Pilates believed that the 'modern lifestyle', bad posture and inefficient breathing were the cause of poor health, and 'Contrology' was born out of these principles. He himself not only developed the specific Pilates technique, but also went on to build all the equipment (yep, Reformers!) and other elements required to teach his method properly. So, next time you're in a Pilates class, give a silent thank you to Joseph: he dedicated his life's work to teach you how to breathe!
So perhaps the disconnect comes from Pilates’ rise in popularity with ballerinas and women. However, the original practice was developed around male soldiers in the war, so it was quite literally created with men in mind too! There are several other myths surrounding Pilates, so let’s break them down using men as our examples, just to show you that they can and do utilise this workout:
It’s a popular myth that the only way to build muscle is in the gym with heavy weights. We have debunked this myth several times on our blog, but just to drive the point home, actor Hugh Grant (yes, you read that right!) took up Pilates in his 50’s.
“I’ve actually started working on my muscles. By doing Pilates, it helps me stay fit and young. Now [after doing Pilates], I have muscles of steel and could easily deal with giving birth.”
We’re not sure about that last part, Hugh… any Pilates-loving mums want to weigh in on that one?
With its focus on core strengthening, it’s easy to see how Pilates improves your balance. Star soccer player David Beckham took up Pilates in the 2010’s and has never looked back.
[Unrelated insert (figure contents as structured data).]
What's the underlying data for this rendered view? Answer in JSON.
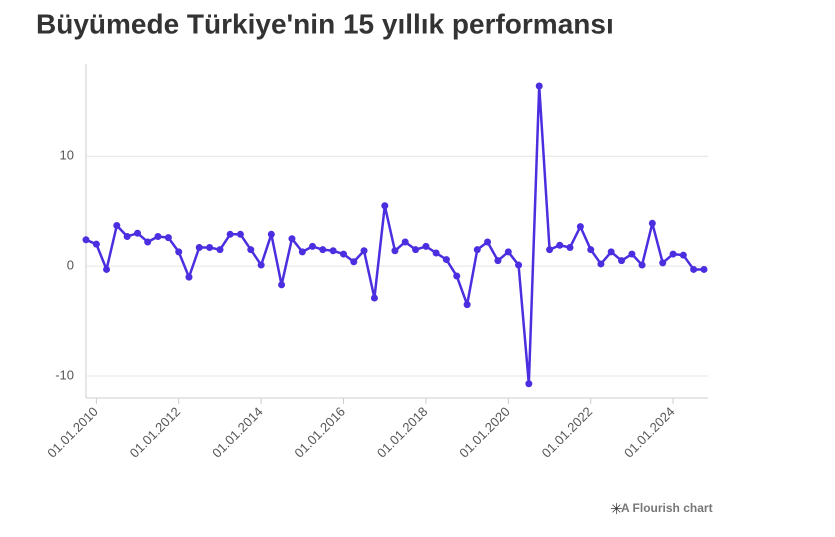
{
  "chart_data": {
    "type": "line",
    "title": "Büyümede Türkiye'nin 15 yıllık performansı",
    "footer": "A Flourish chart",
    "x": [
      "2009-10-01",
      "2010-01-01",
      "2010-04-01",
      "2010-07-01",
      "2010-10-01",
      "2011-01-01",
      "2011-04-01",
      "2011-07-01",
      "2011-10-01",
      "2012-01-01",
      "2012-04-01",
      "2012-07-01",
      "2012-10-01",
      "2013-01-01",
      "2013-04-01",
      "2013-07-01",
      "2013-10-01",
      "2014-01-01",
      "2014-04-01",
      "2014-07-01",
      "2014-10-01",
      "2015-01-01",
      "2015-04-01",
      "2015-07-01",
      "2015-10-01",
      "2016-01-01",
      "2016-04-01",
      "2016-07-01",
      "2016-10-01",
      "2017-01-01",
      "2017-04-01",
      "2017-07-01",
      "2017-10-01",
      "2018-01-01",
      "2018-04-01",
      "2018-07-01",
      "2018-10-01",
      "2019-01-01",
      "2019-04-01",
      "2019-07-01",
      "2019-10-01",
      "2020-01-01",
      "2020-04-01",
      "2020-07-01",
      "2020-10-01",
      "2021-01-01",
      "2021-04-01",
      "2021-07-01",
      "2021-10-01",
      "2022-01-01",
      "2022-04-01",
      "2022-07-01",
      "2022-10-01",
      "2023-01-01",
      "2023-04-01",
      "2023-07-01",
      "2023-10-01",
      "2024-01-01",
      "2024-04-01",
      "2024-07-01",
      "2024-10-01"
    ],
    "series": [
      {
        "color": "#4b2ee0",
        "values": [
          2.4,
          2.0,
          -0.3,
          3.7,
          2.7,
          3.0,
          2.2,
          2.7,
          2.6,
          1.3,
          -1.0,
          1.7,
          1.7,
          1.5,
          2.9,
          2.9,
          1.5,
          0.1,
          2.9,
          -1.7,
          2.5,
          1.3,
          1.8,
          1.5,
          1.4,
          1.1,
          0.4,
          1.4,
          -2.9,
          5.5,
          1.4,
          2.2,
          1.5,
          1.8,
          1.2,
          0.6,
          -0.9,
          -3.5,
          1.5,
          2.2,
          0.5,
          1.3,
          0.1,
          -10.7,
          16.4,
          1.5,
          1.9,
          1.7,
          3.6,
          1.5,
          0.2,
          1.3,
          0.5,
          1.1,
          0.1,
          3.9,
          0.3,
          1.1,
          1.0,
          -0.3,
          -0.3
        ]
      }
    ],
    "xlim": [
      "2009-10-01",
      "2024-10-01"
    ],
    "xticks": [
      {
        "value": "2010-01-01",
        "label": "01.01.2010"
      },
      {
        "value": "2012-01-01",
        "label": "01.01.2012"
      },
      {
        "value": "2014-01-01",
        "label": "01.01.2014"
      },
      {
        "value": "2016-01-01",
        "label": "01.01.2016"
      },
      {
        "value": "2018-01-01",
        "label": "01.01.2018"
      },
      {
        "value": "2020-01-01",
        "label": "01.01.2020"
      },
      {
        "value": "2022-01-01",
        "label": "01.01.2022"
      },
      {
        "value": "2024-01-01",
        "label": "01.01.2024"
      }
    ],
    "ylim": [
      -12,
      18.4
    ],
    "yticks": [
      -10,
      0,
      10
    ],
    "grid": true
  }
}
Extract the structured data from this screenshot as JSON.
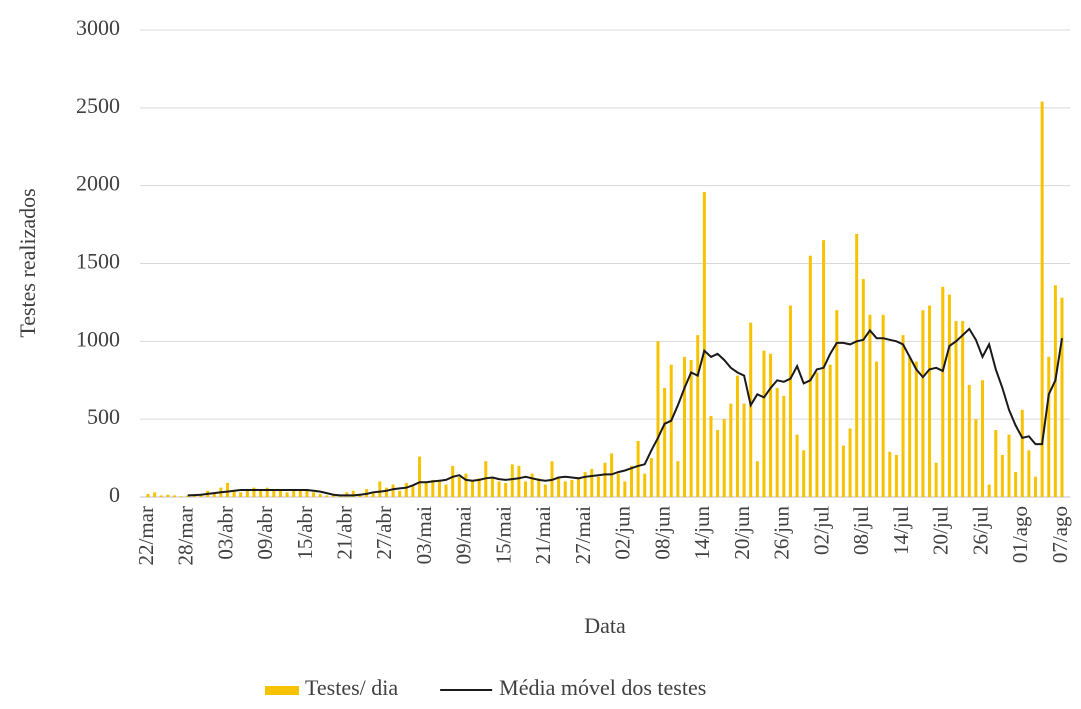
{
  "chart_data": {
    "type": "bar",
    "y_label": "Testes realizados",
    "x_label": "Data",
    "categories": [
      "22/mar",
      null,
      null,
      null,
      null,
      null,
      "28/mar",
      null,
      null,
      null,
      null,
      null,
      "03/abr",
      null,
      null,
      null,
      null,
      null,
      "09/abr",
      null,
      null,
      null,
      null,
      null,
      "15/abr",
      null,
      null,
      null,
      null,
      null,
      "21/abr",
      null,
      null,
      null,
      null,
      null,
      "27/abr",
      null,
      null,
      null,
      null,
      null,
      "03/mai",
      null,
      null,
      null,
      null,
      null,
      "09/mai",
      null,
      null,
      null,
      null,
      null,
      "15/mai",
      null,
      null,
      null,
      null,
      null,
      "21/mai",
      null,
      null,
      null,
      null,
      null,
      "27/mai",
      null,
      null,
      null,
      null,
      null,
      "02/jun",
      null,
      null,
      null,
      null,
      null,
      "08/jun",
      null,
      null,
      null,
      null,
      null,
      "14/jun",
      null,
      null,
      null,
      null,
      null,
      "20/jun",
      null,
      null,
      null,
      null,
      null,
      "26/jun",
      null,
      null,
      null,
      null,
      null,
      "02/jul",
      null,
      null,
      null,
      null,
      null,
      "08/jul",
      null,
      null,
      null,
      null,
      null,
      "14/jul",
      null,
      null,
      null,
      null,
      null,
      "20/jul",
      null,
      null,
      null,
      null,
      null,
      "26/jul",
      null,
      null,
      null,
      null,
      null,
      "01/ago",
      null,
      null,
      null,
      null,
      null,
      "07/ago"
    ],
    "series": [
      {
        "name": "Testes/ dia",
        "type": "bar",
        "color": "#f7c200",
        "values": [
          20,
          30,
          10,
          15,
          10,
          5,
          10,
          15,
          20,
          40,
          30,
          60,
          90,
          40,
          30,
          50,
          60,
          40,
          60,
          50,
          40,
          30,
          50,
          40,
          40,
          30,
          20,
          10,
          10,
          5,
          30,
          40,
          20,
          50,
          30,
          100,
          60,
          80,
          40,
          90,
          70,
          260,
          90,
          110,
          100,
          80,
          200,
          130,
          150,
          100,
          120,
          230,
          130,
          100,
          90,
          210,
          200,
          100,
          150,
          120,
          80,
          230,
          130,
          100,
          110,
          120,
          160,
          180,
          130,
          220,
          280,
          150,
          100,
          200,
          360,
          150,
          250,
          1000,
          700,
          850,
          230,
          900,
          880,
          1040,
          1960,
          520,
          430,
          500,
          600,
          780,
          600,
          1120,
          230,
          940,
          920,
          700,
          650,
          1230,
          400,
          300,
          1550,
          800,
          1650,
          850,
          1200,
          330,
          440,
          1690,
          1400,
          1170,
          870,
          1170,
          290,
          270,
          1040,
          900,
          870,
          1200,
          1230,
          220,
          1350,
          1300,
          1130,
          1130,
          720,
          500,
          750,
          80,
          430,
          270,
          400,
          160,
          560,
          300,
          130,
          2540,
          900,
          1360,
          1280
        ]
      },
      {
        "name": "Média móvel dos testes",
        "type": "line",
        "color": "#1a1a1a",
        "values": [
          null,
          null,
          null,
          null,
          null,
          null,
          10,
          12,
          15,
          20,
          25,
          30,
          35,
          40,
          45,
          45,
          45,
          45,
          45,
          45,
          45,
          45,
          45,
          45,
          45,
          40,
          35,
          25,
          15,
          10,
          10,
          10,
          15,
          20,
          30,
          35,
          40,
          50,
          55,
          60,
          75,
          95,
          95,
          100,
          105,
          110,
          130,
          140,
          110,
          105,
          110,
          120,
          125,
          115,
          110,
          115,
          120,
          130,
          120,
          110,
          105,
          110,
          125,
          130,
          125,
          120,
          130,
          135,
          140,
          145,
          145,
          160,
          170,
          185,
          200,
          210,
          300,
          380,
          470,
          490,
          590,
          700,
          800,
          780,
          940,
          900,
          920,
          880,
          830,
          800,
          780,
          590,
          660,
          640,
          700,
          750,
          740,
          760,
          840,
          730,
          750,
          820,
          830,
          920,
          990,
          990,
          980,
          1000,
          1010,
          1070,
          1020,
          1020,
          1010,
          1000,
          980,
          900,
          820,
          770,
          820,
          830,
          810,
          970,
          1000,
          1040,
          1080,
          1010,
          900,
          980,
          820,
          700,
          560,
          460,
          380,
          390,
          340,
          340,
          660,
          750,
          1020
        ]
      }
    ],
    "ylim": [
      0,
      3000
    ],
    "yticks": [
      0,
      500,
      1000,
      1500,
      2000,
      2500,
      3000
    ],
    "grid": true,
    "legend": "bottom"
  }
}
He credits the workout for improving his balance, adding:
“Fitness-wise, I am the best I have been for a long time.”
Whilst improving your balance may not seem all that impressive, it actually helps prevent injury when you’re taking less falls and tumbles!
Remember when we said Joseph Pilates taught us how to breathe? Yeah, we weren’t kidding. Many other athletes utilise Pilates in their fitness regimes, including NBA player LeBron James. He claims because of Pilates, he is able to play upwards of 40 minutes a game without any problems!
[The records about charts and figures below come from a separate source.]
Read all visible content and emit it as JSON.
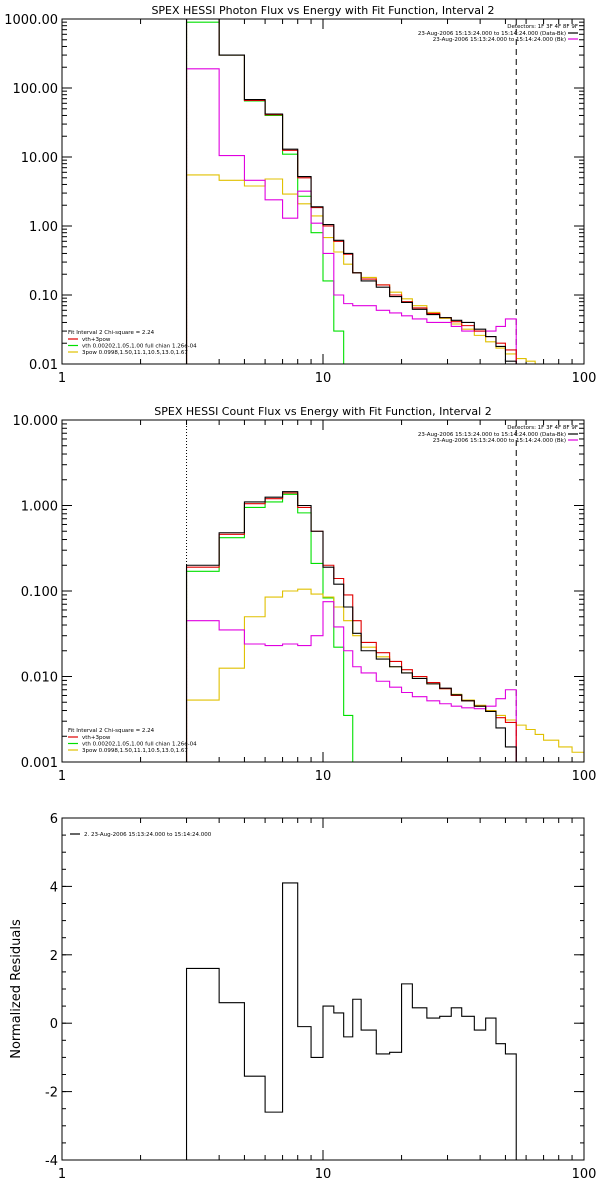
{
  "chart_data": [
    {
      "type": "line",
      "title": "SPEX HESSI Photon Flux vs Energy with Fit Function, Interval 2",
      "xscale": "log",
      "yscale": "log",
      "xlim": [
        1,
        100
      ],
      "ylim": [
        0.01,
        1000
      ],
      "x_ticks": [
        "1",
        "10",
        "100"
      ],
      "y_ticks": [
        "0.01",
        "0.10",
        "1.00",
        "10.00",
        "100.00",
        "1000.00"
      ],
      "legend_header": "Detectors: 1F 3F 4F 8F 9F",
      "legend": [
        {
          "name": "23-Aug-2006 15:13:24.000 to 15:14:24.000 (Data-Bk)",
          "color": "#000000"
        },
        {
          "name": "23-Aug-2006 15:13:24.000 to 15:14:24.000 (Bk)",
          "color": "#e000e0"
        }
      ],
      "fit_legend": {
        "header": "Fit Interval  2   Chi-square = 2.24",
        "items": [
          {
            "name": "vth+3pow",
            "color": "#e00000"
          },
          {
            "name": "vth 0.00202,1.05,1.00  full chian 1.26e-04",
            "color": "#00e000"
          },
          {
            "name": "3pow 0.0998,1.50,11.1,10.5,13.0,1.67",
            "color": "#e0c000"
          }
        ]
      },
      "vlines": [
        {
          "x": 3,
          "style": "dotted"
        },
        {
          "x": 55,
          "style": "dashed"
        }
      ],
      "bin_edges": [
        3,
        4,
        5,
        6,
        7,
        8,
        9,
        10,
        11,
        12,
        13,
        14,
        16,
        18,
        20,
        22,
        25,
        28,
        31,
        34,
        38,
        42,
        46,
        50,
        55,
        60,
        65,
        70
      ],
      "series": [
        {
          "name": "Data-Bk",
          "color": "#000000",
          "values": [
            1000,
            300,
            68,
            42,
            13,
            5.2,
            1.9,
            1.05,
            0.62,
            0.4,
            0.21,
            0.16,
            0.13,
            0.095,
            0.078,
            0.062,
            0.052,
            0.047,
            0.043,
            0.04,
            0.032,
            0.025,
            0.018,
            0.011
          ]
        },
        {
          "name": "vth+3pow",
          "color": "#e00000",
          "values": [
            1000,
            300,
            66,
            41,
            12.5,
            5.0,
            1.85,
            1.0,
            0.6,
            0.39,
            0.21,
            0.17,
            0.14,
            0.1,
            0.08,
            0.065,
            0.054,
            0.047,
            0.041,
            0.036,
            0.03,
            0.025,
            0.02,
            0.016
          ]
        },
        {
          "name": "vth",
          "color": "#00e000",
          "values": [
            900,
            300,
            65,
            40,
            11,
            2.7,
            0.8,
            0.16,
            0.03
          ]
        },
        {
          "name": "3pow",
          "color": "#e0c000",
          "values": [
            5.5,
            4.6,
            3.8,
            4.8,
            2.9,
            2.1,
            1.4,
            0.68,
            0.42,
            0.28,
            0.21,
            0.18,
            0.14,
            0.11,
            0.088,
            0.07,
            0.056,
            0.046,
            0.038,
            0.032,
            0.026,
            0.021,
            0.017,
            0.014,
            0.012,
            0.011,
            0.01
          ]
        },
        {
          "name": "Bk",
          "color": "#e000e0",
          "values": [
            190,
            10.5,
            4.6,
            2.4,
            1.3,
            3.2,
            1.1,
            0.4,
            0.1,
            0.075,
            0.07,
            0.07,
            0.06,
            0.055,
            0.05,
            0.045,
            0.04,
            0.04,
            0.035,
            0.03,
            0.03,
            0.03,
            0.035,
            0.045
          ]
        }
      ]
    },
    {
      "type": "line",
      "title": "SPEX HESSI Count Flux vs Energy with Fit Function, Interval 2",
      "xscale": "log",
      "yscale": "log",
      "xlim": [
        1,
        100
      ],
      "ylim": [
        0.001,
        10
      ],
      "x_ticks": [
        "1",
        "10",
        "100"
      ],
      "y_ticks": [
        "0.001",
        "0.010",
        "0.100",
        "1.000",
        "10.000"
      ],
      "legend_header": "Detectors: 1F 3F 4F 8F 9F",
      "legend": [
        {
          "name": "23-Aug-2006 15:13:24.000 to 15:14:24.000 (Data-Bk)",
          "color": "#000000"
        },
        {
          "name": "23-Aug-2006 15:13:24.000 to 15:14:24.000 (Bk)",
          "color": "#e000e0"
        }
      ],
      "fit_legend": {
        "header": "Fit Interval  2   Chi-square = 2.24",
        "items": [
          {
            "name": "vth+3pow",
            "color": "#e00000"
          },
          {
            "name": "vth 0.00202,1.05,1.00  full chian 1.26e-04",
            "color": "#00e000"
          },
          {
            "name": "3pow 0.0998,1.50,11.1,10.5,13.0,1.67",
            "color": "#e0c000"
          }
        ]
      },
      "vlines": [
        {
          "x": 3,
          "style": "dotted"
        },
        {
          "x": 55,
          "style": "dashed"
        }
      ],
      "bin_edges": [
        3,
        4,
        5,
        6,
        7,
        8,
        9,
        10,
        11,
        12,
        13,
        14,
        16,
        18,
        20,
        22,
        25,
        28,
        31,
        34,
        38,
        42,
        46,
        50,
        55,
        60,
        65,
        70,
        80,
        90,
        100
      ],
      "series": [
        {
          "name": "Data-Bk",
          "color": "#000000",
          "values": [
            0.2,
            0.48,
            1.1,
            1.25,
            1.45,
            1.0,
            0.5,
            0.19,
            0.12,
            0.065,
            0.032,
            0.02,
            0.016,
            0.013,
            0.011,
            0.0095,
            0.0082,
            0.0073,
            0.0061,
            0.0052,
            0.0045,
            0.0039,
            0.0025,
            0.0015
          ]
        },
        {
          "name": "vth+3pow",
          "color": "#e00000",
          "values": [
            0.19,
            0.46,
            1.05,
            1.2,
            1.4,
            0.95,
            0.5,
            0.2,
            0.14,
            0.09,
            0.045,
            0.025,
            0.019,
            0.015,
            0.012,
            0.01,
            0.0085,
            0.0072,
            0.006,
            0.0052,
            0.0045,
            0.0039,
            0.0033,
            0.0029
          ]
        },
        {
          "name": "vth",
          "color": "#00e000",
          "values": [
            0.17,
            0.42,
            0.95,
            1.1,
            1.35,
            0.82,
            0.21,
            0.083,
            0.022,
            0.0035,
            0.0005
          ]
        },
        {
          "name": "3pow",
          "color": "#e0c000",
          "values": [
            0.0053,
            0.0125,
            0.05,
            0.085,
            0.1,
            0.105,
            0.092,
            0.085,
            0.065,
            0.045,
            0.03,
            0.022,
            0.017,
            0.013,
            0.011,
            0.0095,
            0.0082,
            0.0072,
            0.0062,
            0.0053,
            0.0046,
            0.004,
            0.0035,
            0.0031,
            0.0027,
            0.0024,
            0.0021,
            0.0018,
            0.0015,
            0.0013
          ]
        },
        {
          "name": "Bk",
          "color": "#e000e0",
          "values": [
            0.045,
            0.035,
            0.024,
            0.023,
            0.024,
            0.023,
            0.03,
            0.075,
            0.038,
            0.02,
            0.013,
            0.011,
            0.0088,
            0.0075,
            0.0065,
            0.0058,
            0.0052,
            0.0048,
            0.0045,
            0.0043,
            0.0042,
            0.0045,
            0.0055,
            0.007
          ]
        }
      ]
    },
    {
      "type": "line",
      "title": "",
      "ylabel": "Normalized Residuals",
      "xscale": "log",
      "xlim": [
        1,
        100
      ],
      "ylim": [
        -4,
        6
      ],
      "x_ticks": [
        "1",
        "10",
        "100"
      ],
      "y_ticks": [
        "-4",
        "-2",
        "0",
        "2",
        "4",
        "6"
      ],
      "legend": [
        {
          "name": "2. 23-Aug-2006 15:13:24.000 to 15:14:24.000",
          "color": "#000000"
        }
      ],
      "bin_edges": [
        3,
        4,
        5,
        6,
        7,
        8,
        9,
        10,
        11,
        12,
        13,
        14,
        16,
        18,
        20,
        22,
        25,
        28,
        31,
        34,
        38,
        42,
        46,
        50,
        55
      ],
      "series": [
        {
          "name": "",
          "color": "#000000",
          "values": [
            1.6,
            0.6,
            -1.55,
            -2.6,
            4.1,
            -0.1,
            -1.0,
            0.5,
            0.3,
            -0.4,
            0.7,
            -0.2,
            -0.9,
            -0.85,
            1.15,
            0.45,
            0.15,
            0.2,
            0.45,
            0.2,
            -0.2,
            0.15,
            -0.6,
            -0.9
          ]
        }
      ]
    }
  ]
}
Pilates utilises many bodyweight-only exercises from planks to teasers and more. The benefit of training with your own body is that rather than giving you big biceps or a six-pack, Pilates gives you overall strength. This is why many people who practice Pilates often look lean and toned, but not bulky. Whilst training specific muscles in the gym has its own benefits, overall strength and agility is important especially as we age. We love this quote from action star Jason Statham:
"Bodyweight training really allows you to find your weaknesses rather quickly. You need all the components: flexibility, explosive power, the lot. You can build a good physique just lifting weights down the gym. But that doesn't necessarily give you the athletic agility. And for what I do, agility is more usable than just sheer brute strength."
Hopefully by the time you’ve made it to the end of this blog, you’ve had a change of heart about who can and should do Pilates. The reality is that no matter who invented it, who practiced it in the past, present or future, Pilates will always be for everyone. No matter your gender, age, shape, size, or experience, we will always have a spot for you at Aleenta Health Club!